Pourquoi cette étude et comment l'avez-vous réalisée ?
- L'AEMO est parfois contestée, elle est surtout mal connue. Nous avons décidé de balayer devant notre porte en lançant cette enquête. Notre ancienneté et notre expérience nous le permettaient. Après une phase de sensibilisation de 18 mois, un groupe de 12 salariés volontaires
- assistants sociaux, éducateurs spécialisés et psychologues - s'est donc engagé dans une recherche-action visant à objectiver les pratiques. Le groupe a choisi lui-même son thème de travail et ses outils : deux questionnaires très détaillés à remplir, un mois et six mois après l'ouverture du dossier. Un chercheur extérieur, Franck Darty, a apporté un soutien méthodologique pour construire ces outils et rédiger la synthèse. Promofaf a financé cette « formation-action » d'une durée de deux ans.
Quels en sont les premiers résultats ?
- La construction des questionnaires elle-même préfigure une certaine modélisation du travail en AEMO. Mais les professionnels se sont aperçus qu'ils ne pouvaient répondre à toutes leurs questions, qu'ils connaissaient mieux certains aspects de la vie du jeune et de sa famille que d'autres. Cet écart les a conduits à s'interroger sur les modèles, les « normes », les représentations à l'œuvre, consciemment ou non, chez les travailleurs sociaux. Par ailleurs, l'interrogatoire en deux temps a permis de voir comment l'analyse de la situation et les moyens d'intervention se construisent. Au départ, l'action est centrée sur le jeune, du fait des comportements qui ont suscité l'intervention. Six mois plus tard, elle concerne surtout la dynamique familiale, dans un contexte souvent compliqué et qui n'était pas perçu à l'origine. Autre constat fort : le nombre extrêmement restreint des moyens d'intervention.
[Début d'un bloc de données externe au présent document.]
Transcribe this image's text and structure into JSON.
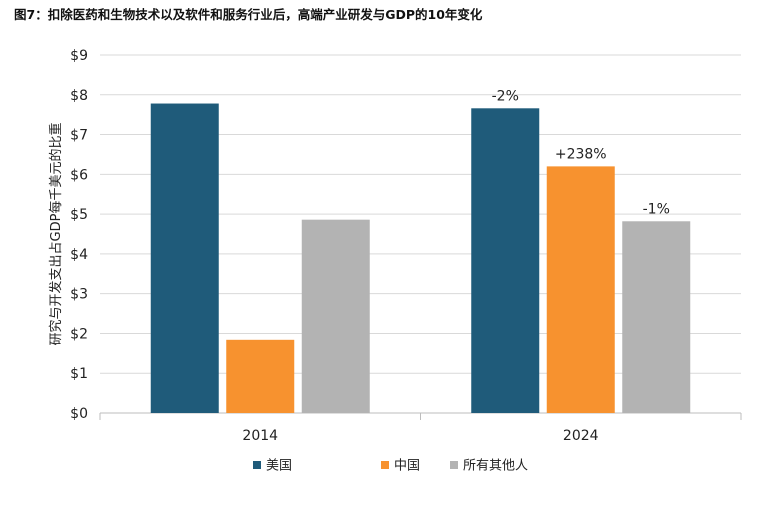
{
  "chart_data": {
    "type": "bar",
    "title": "图7：扣除医药和生物技术以及软件和服务行业后，高端产业研发与GDP的10年变化",
    "ylabel": "研究与开发支出占GDP每千美元的比重",
    "xlabel": "",
    "categories": [
      "2014",
      "2024"
    ],
    "series": [
      {
        "name": "美国",
        "color": "#1f5b7a",
        "values": [
          7.78,
          7.66
        ],
        "labels": [
          "",
          "-2%"
        ]
      },
      {
        "name": "中国",
        "color": "#f7922f",
        "values": [
          1.84,
          6.2
        ],
        "labels": [
          "",
          "+238%"
        ]
      },
      {
        "name": "所有其他人",
        "color": "#b3b3b3",
        "values": [
          4.86,
          4.82
        ],
        "labels": [
          "",
          "-1%"
        ]
      }
    ],
    "ylim": [
      0,
      9
    ],
    "yticks": [
      0,
      1,
      2,
      3,
      4,
      5,
      6,
      7,
      8,
      9
    ],
    "ytick_labels": [
      "$0",
      "$1",
      "$2",
      "$3",
      "$4",
      "$5",
      "$6",
      "$7",
      "$8",
      "$9"
    ],
    "grid": true,
    "legend_position": "bottom-center"
  }
}
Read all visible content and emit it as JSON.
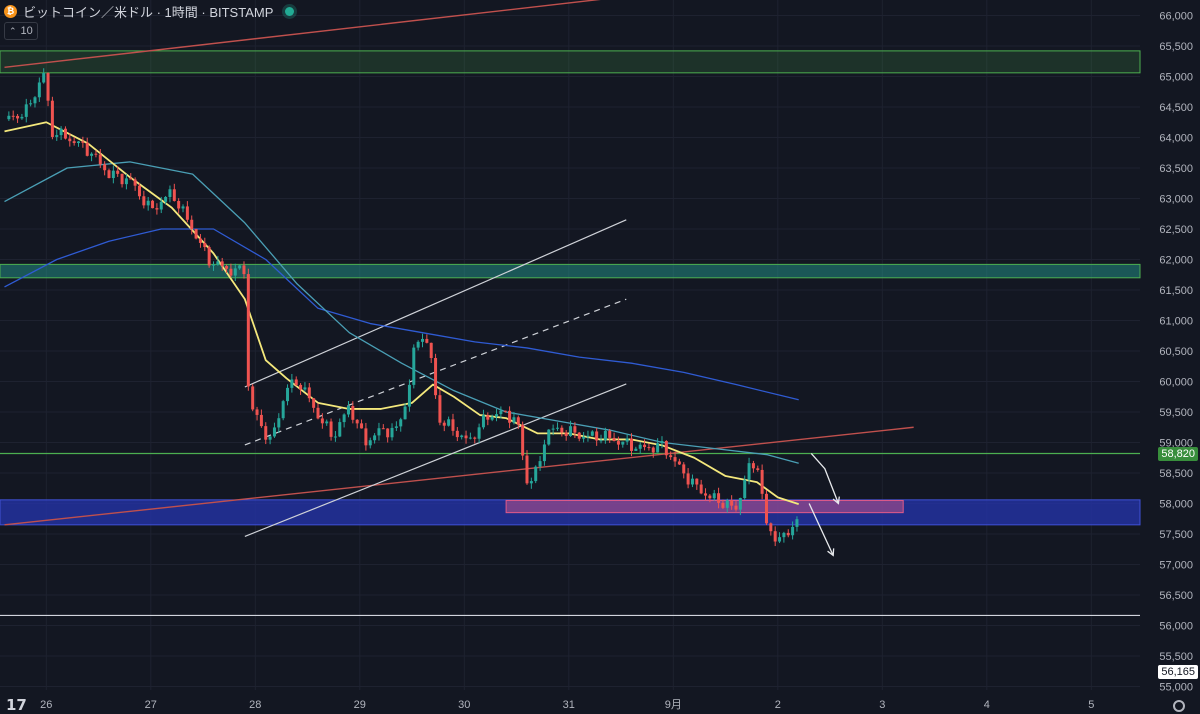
{
  "header": {
    "title": "ビットコイン／米ドル · 1時間 · BITSTAMP",
    "coin_glyph": "₿",
    "indicator_value": "10"
  },
  "price_labels": {
    "green_level": "58,820",
    "white_level": "56,165"
  },
  "colors": {
    "background": "#131722",
    "candle_up": "#26a69a",
    "candle_down": "#ef5350",
    "ma_fast": "#f4e87c",
    "ma_mid": "#4a9fb5",
    "ma_slow": "#2f5bd3",
    "green_level": "#4caf50",
    "support_zone": "#2433a8",
    "pink_zone": "#e05a8a",
    "resistance_line": "#c0504d"
  },
  "chart_data": {
    "type": "candlestick",
    "title": "ビットコイン／米ドル · 1時間 · BITSTAMP",
    "ylim": [
      54900,
      66250
    ],
    "y_ticks": [
      55000,
      55500,
      56000,
      56500,
      57000,
      57500,
      58000,
      58500,
      59000,
      59500,
      60000,
      60500,
      61000,
      61500,
      62000,
      62500,
      63000,
      63500,
      64000,
      64500,
      65000,
      65500,
      66000
    ],
    "x_ticks": [
      {
        "label": "26",
        "x": 0.4
      },
      {
        "label": "27",
        "x": 1.4
      },
      {
        "label": "28",
        "x": 2.4
      },
      {
        "label": "29",
        "x": 3.4
      },
      {
        "label": "30",
        "x": 4.4
      },
      {
        "label": "31",
        "x": 5.4
      },
      {
        "label": "9月",
        "x": 6.4
      },
      {
        "label": "2",
        "x": 7.4
      },
      {
        "label": "3",
        "x": 8.4
      },
      {
        "label": "4",
        "x": 9.4
      },
      {
        "label": "5",
        "x": 10.4
      }
    ],
    "price_path": [
      [
        0,
        64300
      ],
      [
        0.2,
        64400
      ],
      [
        0.38,
        65050
      ],
      [
        0.45,
        64100
      ],
      [
        0.6,
        64000
      ],
      [
        0.8,
        63800
      ],
      [
        1.0,
        63400
      ],
      [
        1.2,
        63300
      ],
      [
        1.4,
        62800
      ],
      [
        1.6,
        63100
      ],
      [
        1.8,
        62500
      ],
      [
        1.95,
        62000
      ],
      [
        2.05,
        61900
      ],
      [
        2.2,
        61800
      ],
      [
        2.3,
        61850
      ],
      [
        2.33,
        60000
      ],
      [
        2.35,
        59600
      ],
      [
        2.45,
        59300
      ],
      [
        2.55,
        59000
      ],
      [
        2.7,
        59900
      ],
      [
        2.82,
        60000
      ],
      [
        2.95,
        59600
      ],
      [
        3.05,
        59300
      ],
      [
        3.15,
        59100
      ],
      [
        3.3,
        59600
      ],
      [
        3.45,
        59000
      ],
      [
        3.6,
        59200
      ],
      [
        3.75,
        59200
      ],
      [
        3.85,
        59700
      ],
      [
        3.92,
        60500
      ],
      [
        4.0,
        60800
      ],
      [
        4.08,
        60400
      ],
      [
        4.15,
        59400
      ],
      [
        4.3,
        59200
      ],
      [
        4.45,
        59000
      ],
      [
        4.55,
        59300
      ],
      [
        4.7,
        59500
      ],
      [
        4.9,
        59400
      ],
      [
        5.0,
        58350
      ],
      [
        5.12,
        58600
      ],
      [
        5.18,
        59200
      ],
      [
        5.35,
        59200
      ],
      [
        5.55,
        59100
      ],
      [
        5.75,
        59100
      ],
      [
        5.9,
        59000
      ],
      [
        6.1,
        58900
      ],
      [
        6.3,
        58950
      ],
      [
        6.45,
        58600
      ],
      [
        6.6,
        58300
      ],
      [
        6.75,
        58100
      ],
      [
        6.9,
        58000
      ],
      [
        7.0,
        57900
      ],
      [
        7.1,
        58500
      ],
      [
        7.2,
        58700
      ],
      [
        7.3,
        57550
      ],
      [
        7.45,
        57400
      ],
      [
        7.6,
        57800
      ]
    ],
    "ma_fast": [
      [
        0,
        64100
      ],
      [
        0.4,
        64250
      ],
      [
        0.8,
        63900
      ],
      [
        1.2,
        63350
      ],
      [
        1.6,
        62850
      ],
      [
        2.0,
        62100
      ],
      [
        2.3,
        61350
      ],
      [
        2.5,
        60350
      ],
      [
        2.7,
        60050
      ],
      [
        3.0,
        59650
      ],
      [
        3.3,
        59550
      ],
      [
        3.6,
        59550
      ],
      [
        3.9,
        59650
      ],
      [
        4.1,
        59950
      ],
      [
        4.3,
        59750
      ],
      [
        4.55,
        59450
      ],
      [
        4.8,
        59400
      ],
      [
        5.1,
        59150
      ],
      [
        5.4,
        59150
      ],
      [
        5.7,
        59050
      ],
      [
        6.0,
        59050
      ],
      [
        6.3,
        58950
      ],
      [
        6.6,
        58750
      ],
      [
        6.9,
        58450
      ],
      [
        7.2,
        58350
      ],
      [
        7.4,
        58100
      ],
      [
        7.6,
        57990
      ]
    ],
    "ma_mid": [
      [
        0,
        62950
      ],
      [
        0.6,
        63500
      ],
      [
        1.2,
        63600
      ],
      [
        1.8,
        63400
      ],
      [
        2.3,
        62600
      ],
      [
        2.8,
        61600
      ],
      [
        3.3,
        60800
      ],
      [
        3.8,
        60300
      ],
      [
        4.3,
        59850
      ],
      [
        4.8,
        59500
      ],
      [
        5.3,
        59350
      ],
      [
        5.8,
        59200
      ],
      [
        6.3,
        59000
      ],
      [
        6.8,
        58900
      ],
      [
        7.3,
        58800
      ],
      [
        7.6,
        58660
      ]
    ],
    "ma_slow": [
      [
        0,
        61550
      ],
      [
        0.5,
        62000
      ],
      [
        1.0,
        62300
      ],
      [
        1.5,
        62500
      ],
      [
        2.0,
        62500
      ],
      [
        2.5,
        62000
      ],
      [
        3.0,
        61200
      ],
      [
        3.5,
        60950
      ],
      [
        4.0,
        60800
      ],
      [
        4.5,
        60650
      ],
      [
        5.0,
        60550
      ],
      [
        5.5,
        60400
      ],
      [
        6.0,
        60300
      ],
      [
        6.5,
        60150
      ],
      [
        7.0,
        59950
      ],
      [
        7.6,
        59700
      ]
    ],
    "levels": {
      "green_line": 58820,
      "white_line": 56165,
      "green_zone_top": [
        65420,
        65060
      ],
      "green_zone_mid": [
        61920,
        61700
      ],
      "blue_zone": [
        58060,
        57650
      ],
      "pink_zone": [
        58050,
        57850
      ]
    },
    "trend_lines": [
      {
        "kind": "resistance",
        "from": [
          0,
          65150
        ],
        "to": [
          6.65,
          66450
        ]
      },
      {
        "kind": "support",
        "from": [
          0,
          57650
        ],
        "to": [
          8.7,
          59250
        ]
      },
      {
        "kind": "channel_upper",
        "from": [
          2.3,
          59910
        ],
        "to": [
          5.95,
          62650
        ]
      },
      {
        "kind": "channel_mid",
        "from": [
          2.3,
          58960
        ],
        "to": [
          5.95,
          61350
        ]
      },
      {
        "kind": "channel_lower",
        "from": [
          2.3,
          57460
        ],
        "to": [
          5.95,
          59960
        ]
      }
    ],
    "arrows": [
      {
        "from": [
          7.72,
          58820
        ],
        "mid": [
          7.85,
          58570
        ],
        "to": [
          7.98,
          58000
        ]
      },
      {
        "from": [
          7.7,
          58000
        ],
        "to": [
          7.93,
          57150
        ]
      }
    ]
  }
}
L'essentiel de l'action porte sur des entretiens individuels (dans 62 % des cas) et familiaux (80 %). Mais les questionnaires n'étaient pas assez fouillés sur ce point, et nous ne savons pas exactement ce que les travailleurs sociaux ont mis sous ce vocable d'entretien.
Les capacités parentales sont-elles restaurées grâce à l'AEMO ?
- Il faudrait mener une recherche sur les deux ou trois ans que dure une mesure d'AEMO pour en évaluer l'efficacité sur ce plan. L'étude éclaire mieux les méthodes utilisées que les résultats. Et sur les méthodes, elle permet d´établir que les travailleurs sociaux « ne font pas n'importe quoi », que les leviers d'intervention employés sont cohérents avec la perception de la situation et les objectifs poursuivis. La somme des données recueillies n'a pu être encore entièrement exploitée au plan qualitatif, mais elle invite à poursuivre et élargir la réflexion ! Devant les situations multiproblématiques des familles auxquelles nous avons affaire, il est sûr que l'AEMO ne peut répondre à tous les besoins : il faudrait lui associer d'autres types d'intervention, permettre des collaborations, des partenariats multiprofessionnels très ouverts.
Propos recueillis par Marie-Jo Maerel
(1) Active en Ile-de-France, l'association Jean-Cotxet (850 salariés au total) gère des services de protection de l'enfance de tous types (prévention spécialisée, accueil d´urgence, foyer éducatif, placement familial, etc.). Ses trois services d'AEMO (administrative et judiciaire) à Paris et dans la Seine-Saint-Denis occupent 68 salariés et ont suivi 1 138 jeunes en 1999.
(2) Sur la restauration des capacités parentales dans le cadre des mesures d'AEMO - Disp. auprès de l'association Jean-Cotxet : 52, rue Madame - 75006 Paris - Tél. 01 45 49 63 80.